The Remaining Deadly - Authoring Platforms
While the Internet took us steps ahead in accessing and distributing information, entertainment and conversation, it took us many steps back in terms of authoring and design. And that’s not surprising if you consider and believe this: looking at the Internet as something that was initially structured to transmit 20-30 page physics papers, and then various individuals found ways to bolt on code and brute force morph that system into something that could distribute cat videos or sell stuff, and create multimillion dollar valuations.
Now if we are to move ahead and take the best of the vision of “Knowledge Navigator” and merge it with that of the Internet, thoughtful development of authoring platform(s) needs to be addressed.

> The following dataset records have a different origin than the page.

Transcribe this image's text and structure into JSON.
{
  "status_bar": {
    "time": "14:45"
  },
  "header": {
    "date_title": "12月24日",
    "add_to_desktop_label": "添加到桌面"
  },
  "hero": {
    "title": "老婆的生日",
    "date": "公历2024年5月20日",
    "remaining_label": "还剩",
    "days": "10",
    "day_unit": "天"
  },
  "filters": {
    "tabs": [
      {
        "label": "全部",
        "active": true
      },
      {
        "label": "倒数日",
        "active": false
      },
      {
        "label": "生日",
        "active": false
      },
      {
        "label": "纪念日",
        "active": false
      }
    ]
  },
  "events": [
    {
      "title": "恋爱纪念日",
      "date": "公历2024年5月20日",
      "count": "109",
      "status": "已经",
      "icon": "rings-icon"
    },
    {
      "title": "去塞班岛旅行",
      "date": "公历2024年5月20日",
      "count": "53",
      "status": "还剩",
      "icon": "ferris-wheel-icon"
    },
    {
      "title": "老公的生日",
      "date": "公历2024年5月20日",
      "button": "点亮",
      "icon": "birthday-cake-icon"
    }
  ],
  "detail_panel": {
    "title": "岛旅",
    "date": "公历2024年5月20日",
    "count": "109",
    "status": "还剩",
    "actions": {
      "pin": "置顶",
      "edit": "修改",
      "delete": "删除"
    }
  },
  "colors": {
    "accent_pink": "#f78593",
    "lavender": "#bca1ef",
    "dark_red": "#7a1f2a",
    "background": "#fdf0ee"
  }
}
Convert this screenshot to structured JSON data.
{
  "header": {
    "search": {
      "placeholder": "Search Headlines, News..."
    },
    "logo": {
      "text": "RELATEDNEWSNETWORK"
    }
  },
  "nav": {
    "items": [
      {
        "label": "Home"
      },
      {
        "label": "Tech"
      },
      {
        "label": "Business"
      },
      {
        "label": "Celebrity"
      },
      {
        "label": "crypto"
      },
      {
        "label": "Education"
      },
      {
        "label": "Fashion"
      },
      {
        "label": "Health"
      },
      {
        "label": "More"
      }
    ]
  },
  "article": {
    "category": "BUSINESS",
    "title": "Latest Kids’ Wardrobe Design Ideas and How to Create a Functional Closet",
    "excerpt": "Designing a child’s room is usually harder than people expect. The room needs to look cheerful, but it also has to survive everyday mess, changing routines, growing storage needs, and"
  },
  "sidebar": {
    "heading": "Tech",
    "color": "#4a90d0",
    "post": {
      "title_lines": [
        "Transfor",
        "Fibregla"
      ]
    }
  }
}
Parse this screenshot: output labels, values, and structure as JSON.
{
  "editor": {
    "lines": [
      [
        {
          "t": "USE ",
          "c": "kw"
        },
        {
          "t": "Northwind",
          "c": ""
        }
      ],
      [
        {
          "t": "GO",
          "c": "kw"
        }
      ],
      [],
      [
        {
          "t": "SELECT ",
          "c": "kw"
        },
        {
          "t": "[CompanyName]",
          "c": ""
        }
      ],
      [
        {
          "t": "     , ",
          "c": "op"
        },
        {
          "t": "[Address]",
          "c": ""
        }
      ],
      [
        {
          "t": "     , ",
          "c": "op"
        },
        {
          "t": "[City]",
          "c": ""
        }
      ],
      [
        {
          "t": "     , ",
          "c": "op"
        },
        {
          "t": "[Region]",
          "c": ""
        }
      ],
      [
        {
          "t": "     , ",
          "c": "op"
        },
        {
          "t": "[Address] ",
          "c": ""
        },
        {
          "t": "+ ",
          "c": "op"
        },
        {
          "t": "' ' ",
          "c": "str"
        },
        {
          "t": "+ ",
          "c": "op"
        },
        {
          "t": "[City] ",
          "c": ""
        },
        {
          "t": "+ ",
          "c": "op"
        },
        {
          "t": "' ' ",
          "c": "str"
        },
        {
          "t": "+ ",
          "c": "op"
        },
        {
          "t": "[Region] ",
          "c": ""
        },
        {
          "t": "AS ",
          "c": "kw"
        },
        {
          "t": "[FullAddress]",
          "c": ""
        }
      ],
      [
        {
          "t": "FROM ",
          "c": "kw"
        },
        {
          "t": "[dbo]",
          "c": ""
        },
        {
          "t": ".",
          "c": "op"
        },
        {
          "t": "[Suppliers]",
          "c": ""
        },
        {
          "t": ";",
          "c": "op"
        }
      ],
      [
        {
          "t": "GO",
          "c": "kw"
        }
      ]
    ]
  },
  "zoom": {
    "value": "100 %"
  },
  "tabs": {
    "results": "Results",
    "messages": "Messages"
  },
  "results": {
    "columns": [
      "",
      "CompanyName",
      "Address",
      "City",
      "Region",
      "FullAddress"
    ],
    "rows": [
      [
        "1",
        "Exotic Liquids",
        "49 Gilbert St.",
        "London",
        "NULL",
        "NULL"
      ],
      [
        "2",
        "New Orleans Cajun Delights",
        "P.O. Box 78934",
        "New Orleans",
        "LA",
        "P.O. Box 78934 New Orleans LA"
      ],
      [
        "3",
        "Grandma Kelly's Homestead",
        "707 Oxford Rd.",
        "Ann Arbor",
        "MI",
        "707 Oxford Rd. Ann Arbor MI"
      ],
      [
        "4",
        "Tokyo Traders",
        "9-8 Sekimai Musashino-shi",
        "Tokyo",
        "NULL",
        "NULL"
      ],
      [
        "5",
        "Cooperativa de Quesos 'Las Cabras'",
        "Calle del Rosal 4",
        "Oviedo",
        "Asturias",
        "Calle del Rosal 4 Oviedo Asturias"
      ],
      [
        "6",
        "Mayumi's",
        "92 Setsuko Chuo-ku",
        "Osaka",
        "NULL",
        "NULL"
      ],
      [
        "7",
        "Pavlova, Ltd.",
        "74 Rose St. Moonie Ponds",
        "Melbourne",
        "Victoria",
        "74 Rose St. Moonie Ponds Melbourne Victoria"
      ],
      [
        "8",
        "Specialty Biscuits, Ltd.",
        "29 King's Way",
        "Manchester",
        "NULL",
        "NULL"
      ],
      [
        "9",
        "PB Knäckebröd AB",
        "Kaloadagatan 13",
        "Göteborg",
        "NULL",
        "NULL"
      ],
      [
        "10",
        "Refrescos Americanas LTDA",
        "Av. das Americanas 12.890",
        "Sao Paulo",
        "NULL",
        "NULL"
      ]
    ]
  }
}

“2011 is like 1991 all over again - a new revolution in interactive multi-media. HTML-CSS-JS-SVG offer a great deal of potential, much of it still untapped. But we lack good authoring tools at all levels from end-user to professional designers and authors…. As good as it is, iPad has no authoring environment … Quite a number of iPad information utilities or intelligent aggregators have emerged… All of these services are new and evolving. We're quite a ways from a final or even a stable form.” – Hugh Dubberly
Given this, there are several challenges/development areas that will need to be addressed to get to a true authoring platform that enables many (not just the “tech elite”) to develop immersive storytelling and information sharing experiences (that are neither pure books/magazines, video/documentaries or social platforms):
- Intelligent readers and social aggregators that can learn from user behavior and facilitate discovery beyond intentional search of a friend’s “Like” (cross reference this to my prior posts on Flipboard etc);
- Richer “book/magazine” authoring platforms that contain social elements (to facilitate media as catalysts for conversation) and more structural information beyond a list of words and pages – reflected in richer navigation, parallel information, linking, collecting and curating one’s own and group material);
- Interactive video (and photos) authoring platforms beyond simple linear editing and navigation;
- Mobile authoring platform as opposed to authoring on PC.
Moving Forward to “Past Is Prologue”
With the development of the right authoring tools and APIs we may well move to a “Media and Story Convergence 2.0” where we see the digital and physical worlds; journalism, publishing and broadcasting; social and personal; services and commerce – all come together in a meaningful, accessible, mass market way - after a nearly 20 year hiatus since the first experimental attempts.
“It’s exactly the same thing people were trying to do with HyperCard. What has changed is of course the platform … Now with Push Pop Press the real stunning thing about it is consistency of vision throughout the book… Part of it is about the willingness to do things on a grand scale, to go beyond repurposing. People really thought about the material and the right way to present this… Brain cycles can now be spent against the bigger issues – and not the struggle of the 90’s with so many basic technology issues ….” - John Worthington
“Imagine an updated version of HyperCard running on smart phones, enabling 10-year-olds everywhere to develop contents and apps. That will create a revolution equivalent to the invention of pocket books which made possible universal education and literacy. ” – Hugh Dubberly
So to the innovative developers who have pieces of what a powerful authoring platform could be - Push Pop Press, Zite, Flipboard, Inkling, and others - the games have begun. The past is waiting. Patiently, perhaps.